Like Robinson, as a young musician, Casal used the Grateful Dead as a portal to discover numerous forms of American music. He saw both the Dead and Jerry Garcia Band while growing up in New Jersey and also developed a deep appreciation for other touchstones that Robinson cites, like funk, country and The Rolling Stones. After playing indie-rock bars and DIY clubs for years, Casal is somewhat amused by the current hipster underground’s newfound claim to the Dead. He re-entered the Dead’s orbit when Adams “was fairly obsessed with the Grateful Dead and exploring those avenues on a vibe level during the Cold Roses era, extending into Easy Tiger, and that got me into it a little more deeply.” In 2006, he played with Lesh for the first time when the bassist sat in with The Cardinals at the Hollywood Bowl. (Casal describes the collaboration as being in the right place with his guitar on at the right time.)

CRB rounded out their initial lineup with Dutton and Sluppick, the latter of whom had clocked in time with Albert King, Robert Walter’s 20th Congress, Sha Na Na and JJ Grey & Mofro. From the outset, Robinson envisioned the group as an entirely new band with a new catalog and fresh skull-and-roses identity of their own.
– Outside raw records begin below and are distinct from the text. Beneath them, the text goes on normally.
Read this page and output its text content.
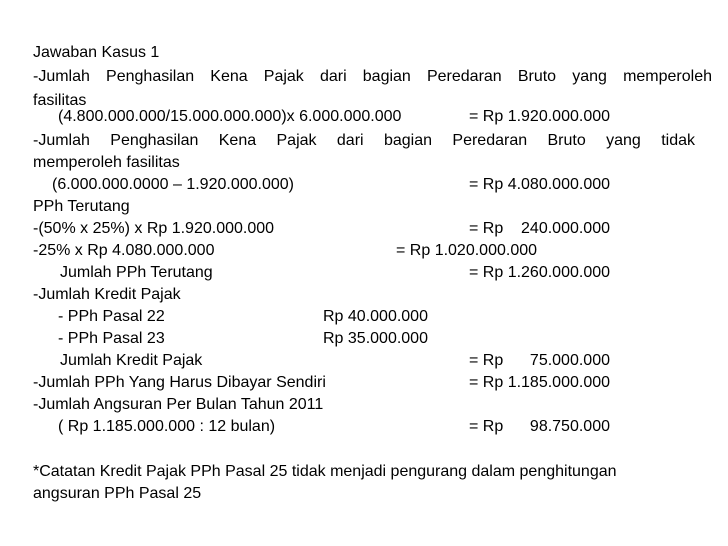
Jawaban Kasus 1
-Jumlah Penghasilan Kena Pajak dari bagian Peredaran Bruto yang memperoleh
fasilitas
(4.800.000.000/15.000.000.000)x 6.000.000.000	= Rp 1.920.000.000
-Jumlah Penghasilan Kena Pajak dari bagian Peredaran Bruto yang tidak
memperoleh fasilitas
(6.000.000.0000 – 1.920.000.000)	= Rp 4.080.000.000
PPh Terutang
-(50% x 25%) x Rp 1.920.000.000	= Rp    240.000.000
-25% x Rp 4.080.000.000	= Rp 1.020.000.000
Jumlah PPh Terutang	= Rp 1.260.000.000
-Jumlah Kredit Pajak
- PPh Pasal 22	Rp 40.000.000
- PPh Pasal 23	Rp 35.000.000
Jumlah Kredit Pajak	= Rp      75.000.000
-Jumlah PPh Yang Harus Dibayar Sendiri	= Rp 1.185.000.000
-Jumlah Angsuran Per Bulan Tahun 2011
( Rp 1.185.000.000 : 12 bulan)	= Rp      98.750.000
*Catatan Kredit Pajak PPh Pasal 25 tidak menjadi pengurang dalam penghitungan
angsuran PPh Pasal 25
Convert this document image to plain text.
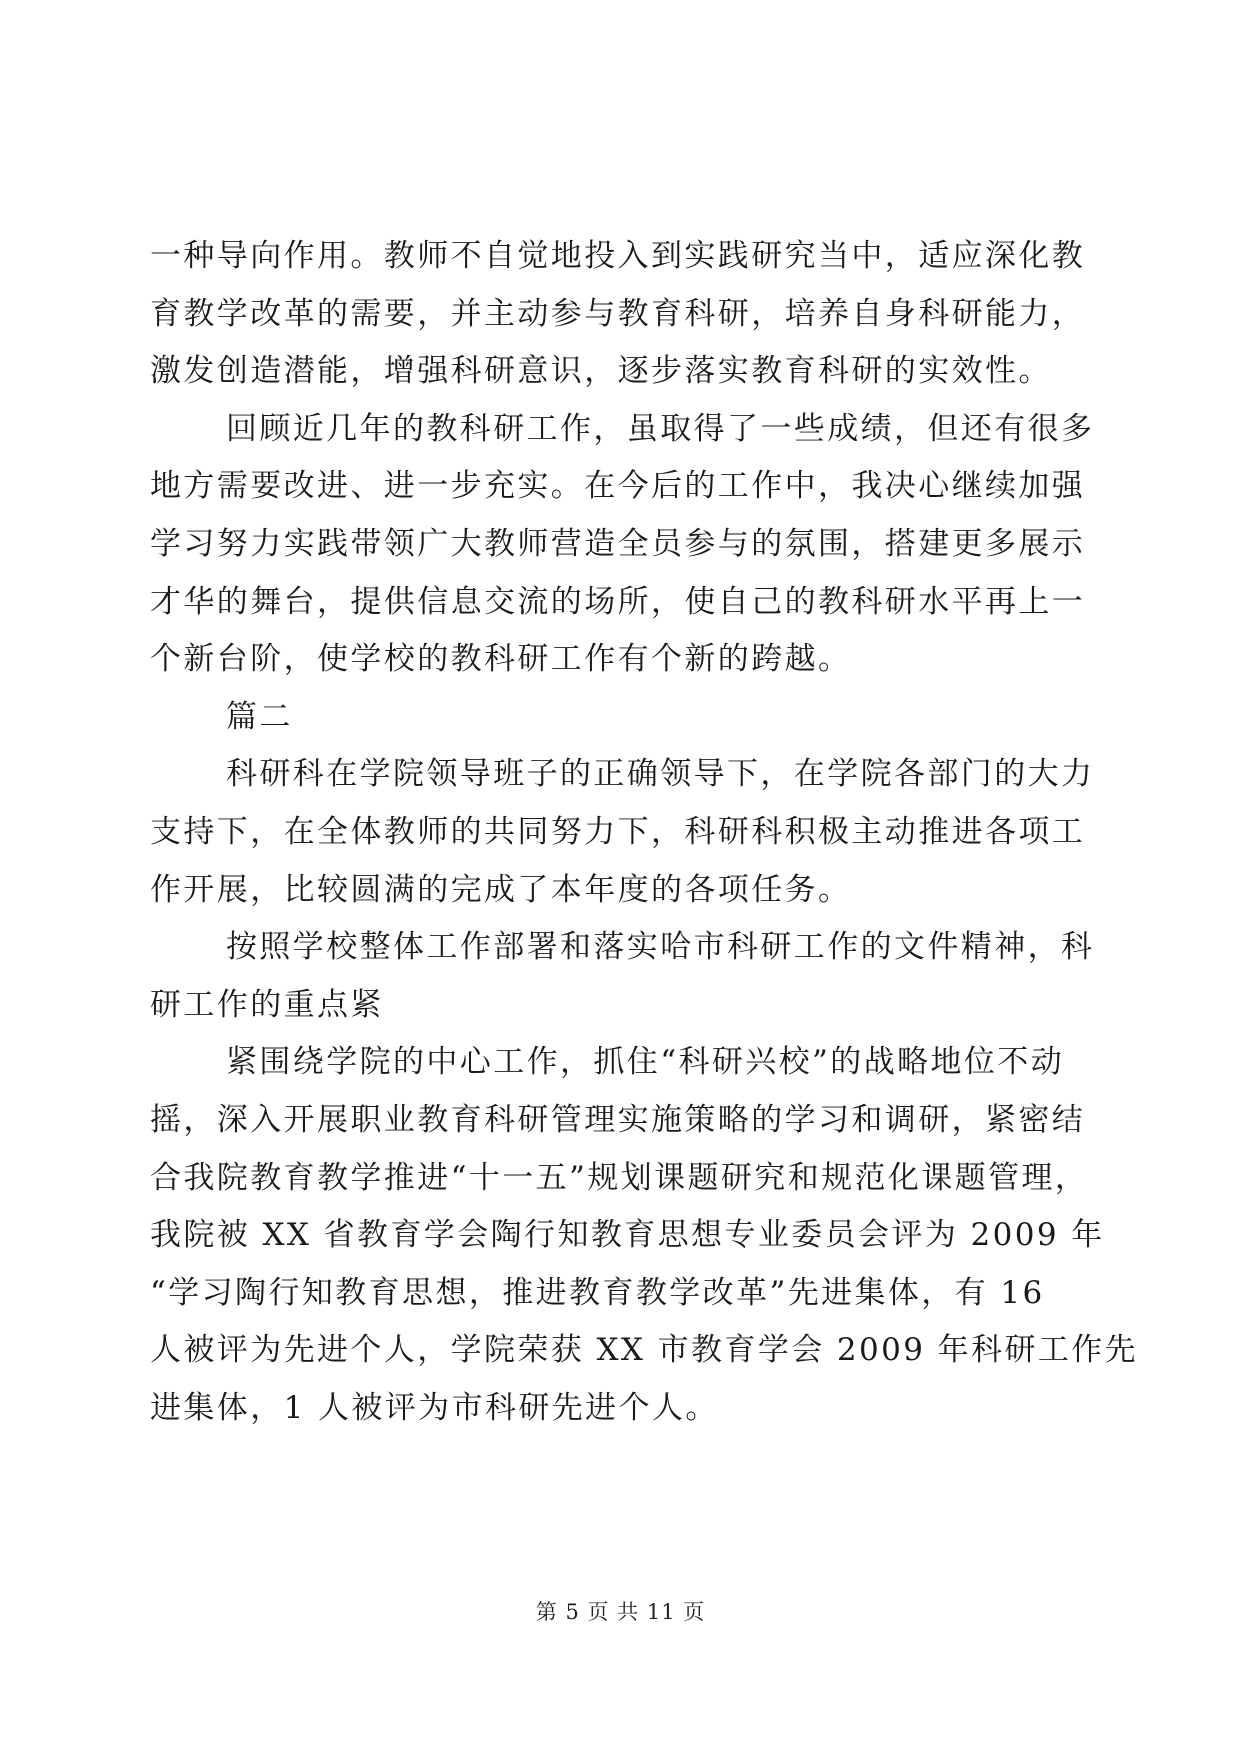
一种导向作用。教师不自觉地投入到实践研究当中，适应深化教
育教学改革的需要，并主动参与教育科研，培养自身科研能力，
激发创造潜能，增强科研意识，逐步落实教育科研的实效性。
回顾近几年的教科研工作，虽取得了一些成绩，但还有很多
地方需要改进、进一步充实。在今后的工作中，我决心继续加强
学习努力实践带领广大教师营造全员参与的氛围，搭建更多展示
才华的舞台，提供信息交流的场所，使自己的教科研水平再上一
个新台阶，使学校的教科研工作有个新的跨越。
篇二
科研科在学院领导班子的正确领导下，在学院各部门的大力
支持下，在全体教师的共同努力下，科研科积极主动推进各项工
作开展，比较圆满的完成了本年度的各项任务。
按照学校整体工作部署和落实哈市科研工作的文件精神，科
研工作的重点紧
紧围绕学院的中心工作，抓住“科研兴校”的战略地位不动
摇，深入开展职业教育科研管理实施策略的学习和调研，紧密结
合我院教育教学推进“十一五”规划课题研究和规范化课题管理，
我院被 XX 省教育学会陶行知教育思想专业委员会评为 2009 年
“学习陶行知教育思想，推进教育教学改革”先进集体，有 16
人被评为先进个人，学院荣获 XX 市教育学会 2009 年科研工作先
进集体，1 人被评为市科研先进个人。
第 5 页 共 11 页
“Honestly, if the idea for the band was to be a satellite of The Black Crowes, then I wouldn’t have been interested, personally,” Casal says. “Don’t get me wrong, I’ve been a Crowes fan since day one, but I’m not personally interested in playing heavier rock music like that. I’m more into their acoustic side or their country side, but I’m not a rock-star guitar player. To pursue a more Grateful Dead, folk and jazz-inspired thing was much more my taste, especially at this time in my life.” He pauses and rephrases his thoughts. “It’s not like we can really play jazz, but there’s a mindset, an openness within the music. The guitars don’t necessarily fill up all the spaces and there’s room for all of Adam’s keyboard work, which opens up horizons of possibilities. It’s just a different kind of music that’s coming from a different place.”